Cada novo governo denunciou o que o anterior tinha feito de errado e decidiu começar tudo de novo: novas caras, novos colaboradores, novos diagnósticos, novos projetos, novos empréstimos, novas prioridades. E assim fomos passando da prioridade na educação básica à ênfase ao ensino médio, ao jardim de infância, à pré-escola, à técnica, ao ensino superior.

Dessa maneira, fomos passando de mãos em mãos, de projetos, de personagens, sem concluir nada, sem consolidar nada, à exceção de nossa fenda tecnológica, nossa dependência e nosso endividamento externo.

2000 apareceu de repente como um número mágico para afinar a pontaria, acreditando-se nele como algo distante, estratégico, decisório. Mas o ano
2000 encontrou-nos sem as metas anunciadas atingidas, sem novas metas, sem novos números mágicos. Daqui de 2010 pode-se entrever o imediatismo com que se planejou e atuou, a conjuntura atropelando-nos, segurando a mangueira do bombeiro que apaga fogos em todas as partes sem se dar conta do incêndio que vai deixando atrás de si. Política educativa? Planificação estratégica? Grandes consensos nacionais? Todos falaram sobre isso.

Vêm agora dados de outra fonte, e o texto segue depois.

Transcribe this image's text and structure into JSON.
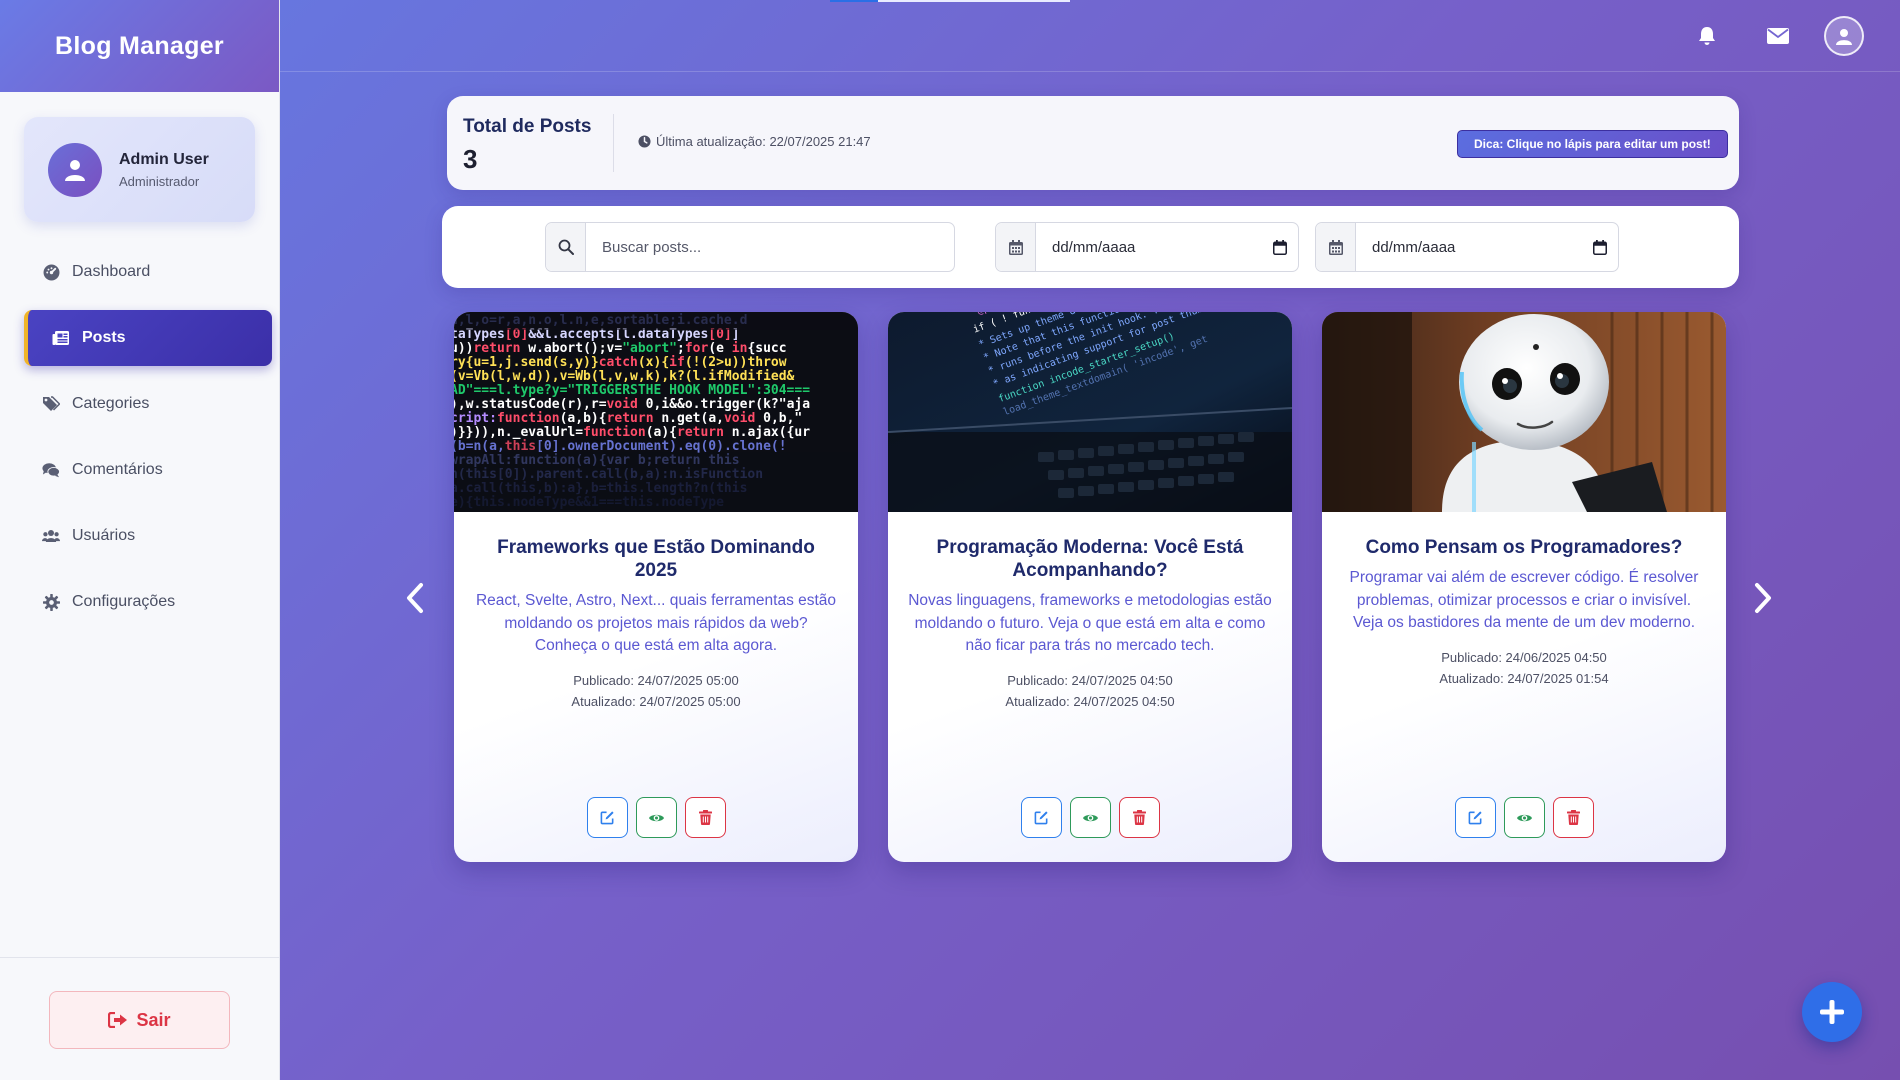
{
  "app": {
    "title": "Blog Manager"
  },
  "profile": {
    "name": "Admin User",
    "role": "Administrador"
  },
  "nav": {
    "items": [
      {
        "label": "Dashboard",
        "icon": "dashboard-icon"
      },
      {
        "label": "Posts",
        "icon": "newspaper-icon",
        "active": true
      },
      {
        "label": "Categories",
        "icon": "tags-icon"
      },
      {
        "label": "Comentários",
        "icon": "comments-icon"
      },
      {
        "label": "Usuários",
        "icon": "users-icon"
      },
      {
        "label": "Configurações",
        "icon": "gear-icon"
      }
    ]
  },
  "logout": {
    "label": "Sair"
  },
  "topbar": {
    "icons": [
      "bell-icon",
      "envelope-icon",
      "user-avatar-icon"
    ]
  },
  "stats": {
    "title": "Total de Posts",
    "count": "3",
    "updated": "Última atualização: 22/07/2025 21:47",
    "tip": "Dica: Clique no lápis para editar um post!"
  },
  "filters": {
    "search_placeholder": "Buscar posts...",
    "date_from": "dd/mm/aaaa",
    "date_to": "dd/mm/aaaa"
  },
  "posts": [
    {
      "title": "Frameworks que Estão Dominando 2025",
      "excerpt": "React, Svelte, Astro, Next... quais ferramentas estão moldando os projetos mais rápidos da web? Conheça o que está em alta agora.",
      "published": "Publicado: 24/07/2025 05:00",
      "updated": "Atualizado: 24/07/2025 05:00"
    },
    {
      "title": "Programação Moderna: Você Está Acompanhando?",
      "excerpt": "Novas linguagens, frameworks e metodologias estão moldando o futuro. Veja o que está em alta e como não ficar para trás no mercado tech.",
      "published": "Publicado: 24/07/2025 04:50",
      "updated": "Atualizado: 24/07/2025 04:50"
    },
    {
      "title": "Como Pensam os Programadores?",
      "excerpt": "Programar vai além de escrever código. É resolver problemas, otimizar processos e criar o invisível. Veja os bastidores da mente de um dev moderno.",
      "published": "Publicado: 24/06/2025 04:50",
      "updated": "Atualizado: 24/07/2025 01:54"
    }
  ],
  "colors": {
    "accent": "#4a43c2",
    "gradient_start": "#6776df",
    "gradient_end": "#764fb0",
    "danger": "#dc3545",
    "success": "#2e9a5a",
    "primary": "#2f80ed"
  }
}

E assim chegamos a este ano de 2010 em que muitos pais de ontem agora somos avós, perplexos e impotentes olhando os netos crescerem em meio ao obscurantismo educativo mais tenebroso que se possa imaginar. Queríamos salvar nossos filhos, mas nem sequer pudemos salvar nossos netos. Quem são os responsáveis por esse desastre amplamente anunciado? Quem, nesta fatal corrente de governos e governantes, políticos e ministros, educadores, jornalistas, professores, pais de família, alunos, não foi capaz de antever a dimensão do desastre e fazer alguma coisa a tempo de evitá-lo.

Que nossos netos, as novas gerações de crianças e jovens que estréiam este novo milênio, perdoem-nos pela miopia, irresponsabilidade e negligência.